Introduction to Pipes in UNIX systems

Unix pipes provide a mechanism for inter-process communication, allowing the output of one process to be fed as input to another process. This makes them a powerful tool for connecting different processes and creating data flows between them.

bash
# Counting the lines in the `file.txt` file
$ cat file.txt | wc -l

If you have no idea what is happening in the command above, you will know exactly after this article. Read on to find out more.

Explanation of what pipes are

This is the Unix philosophy: Write programs that do one thing and do it well. Write programs to work together. Write programs to handle text streams, because that is a universal interface.

Pipes enable the above statement to be alive. Pipes are a feature in the Unix operating system that allow for interprocess communication (IPC) by creating a one-way communication channel between two processes. They facilitate the transfer of data between these processes, providing a convenient way to pass the output of one process as the input of another.

Most basic UNIX commands (programs)

cd - change directory

ls - lists your files

mv filename1 filename2 - moves a file (or renames it)

cp filename1 filename2 - copies a file

rm filename - removes a file

wc filename - tells you how many lines there are in a file.

The implementation of pipes in the Unix kernel involves the creation of a special kind of file, called a pipe file, which acts as a bridge between the processes involved. This pipe file is represented by an inode, a data structure that contains information about the file, such as its size, permissions, and location.

When a pipe is created, two file descriptors are returned: one for the read end of the pipe and another for the write end. The processes involved can then use these file descriptors to read from and write to the pipe, respectively. The read and write ends of the pipe are connected, allowing data to be transferred between the processes.

The functionality of pipes in the Unix kernel includes buffering the data transferred between the processes, ensuring that it is temporarily stored until it can be read by the receiving process. Pipes have a fixed capacity, and when this capacity is reached, the writing process is blocked until there is sufficient space in the pipe to write more data.

Standard Output and Pipes

Standard output refers to the default output device in a Linux system, typically the terminal. It is the stream of data that is produced by a command or program when it is executed. This output can be redirected to other commands or files using the concept of pipes.

bash
# `echo` program prints to standard output whatever is provided as the argument
$ echo 1;

Pipes, denoted by the "|" symbol, are used to connect the standard output of one command to the standard input of another command. This allows for a seamless flow of data between commands, enabling complex operations to be performed. Instead of displaying the output on the terminal, it can be passed directly as input to another command, allowing for further processing or customization.

bash
# `cat` prints the contents of a file
$ cat file.txt

For example, consider the command ls, which lists the files and directories in the current directory. By appending | grep 'txt', the output of the ls command is filtered through the grep command, which searches for lines containing the specified pattern, in this case, "txt". The final result will be a list of only the text files in the current directory.

In Linux systems, there are two types of pipes available: unnamed pipes and named pipes.

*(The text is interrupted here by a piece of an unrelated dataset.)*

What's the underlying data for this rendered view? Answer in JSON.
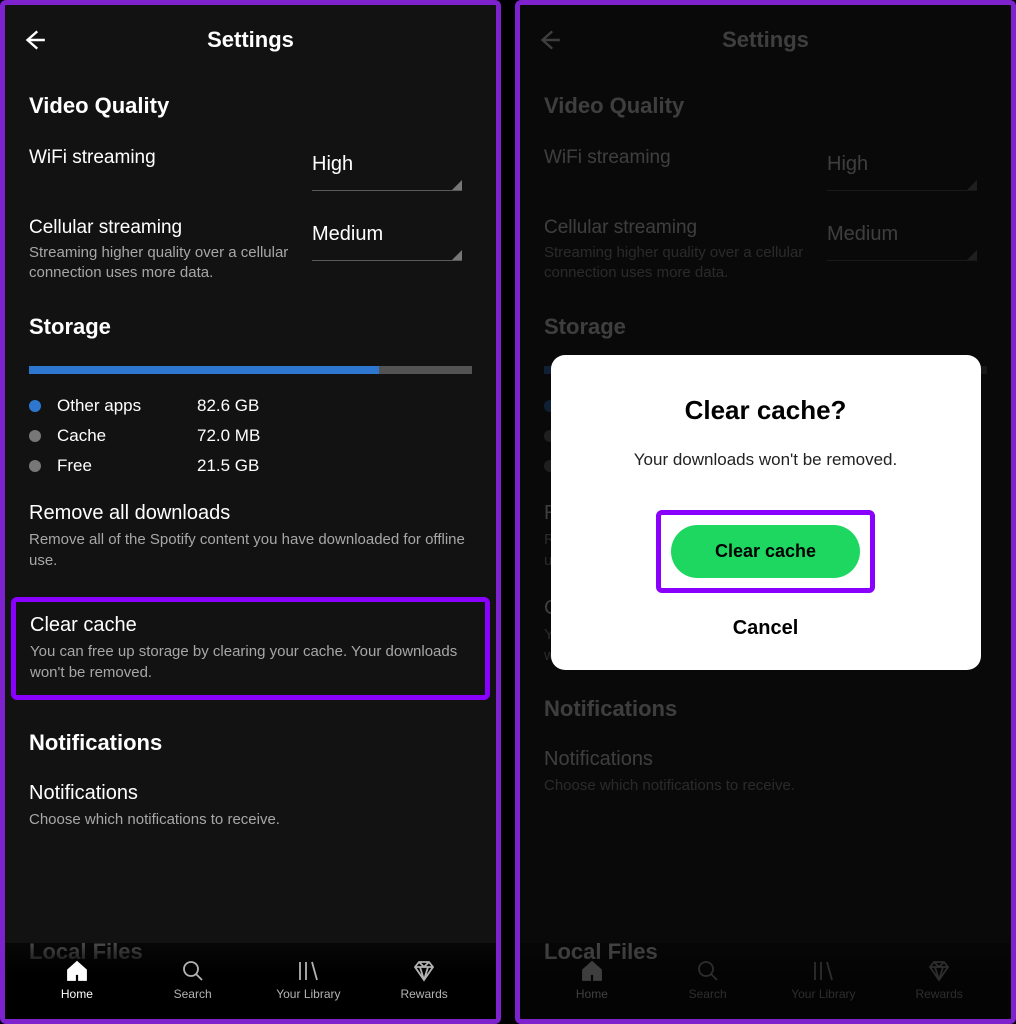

Unnamed pipes are created automatically when needed, and they exist only for the duration of the connection between two commands. Named pipes, also known as FIFOs, are special files that are created using the "mkfifo" command and can persist beyond the scope of a single connection.

bash
$ ls | grep .txt

In this example, the standard output of the ls command, which shows all files in the directory, is redirected to the grep command using the pipe operator. The grep command then filters the output to only show files with the .txt extension.

Alternatively, the standard output can be redirected to a file using the redirection operator (>), followed by the file name. For example, to save the output of the ls command to a file called "filelist.txt", you could use the following command:

bash
$ ls > filelist.txt

This command redirects the standard output of the ls command to the file "filelist.txt" instead of displaying it on the screen.

Redirecting the standard output with pipes or to a file allows for further processing or storage of the output, providing flexibility and enabling automation in command-line operations.

In conclusion, standard output and pipes are integral features of Linux systems that allow for the redirection of command output, enabling the customization and manipulation of data through the seamless flow of information between commands.

Named pipes

Named pipes serve as a method of interprocess communication, facilitating the exchange of data between two or more processes. In contrast to unnamed pipes, named pipes possess a supporting file and a distinct API, enhancing their versatility and capabilities.

Unlike standard pipes, named pipes persist across system reboots. This allows processes launched after the creation of a named pipe to connect and communicate with it seamlessly. This is useful for scenarios like logging: A daemon process can continuously write logs to a named pipe, while a separate log viewer process, potentially started later, can read from the same named pipe for real-time logging. However, be aware, contents are not persisted between reboots as well as there are limits to how much data can reside in memory when using a named pipe!

Setup named pipe

To establish a named pipe through the command line, the mkfifo command is utilized, followed by the chosen name for the pipe. For instance, to create a named pipe named "my_pipe" execute the command mkfifo my_pipe. This command generates a specialized file within the file system, acting as a conduit for communication between processes.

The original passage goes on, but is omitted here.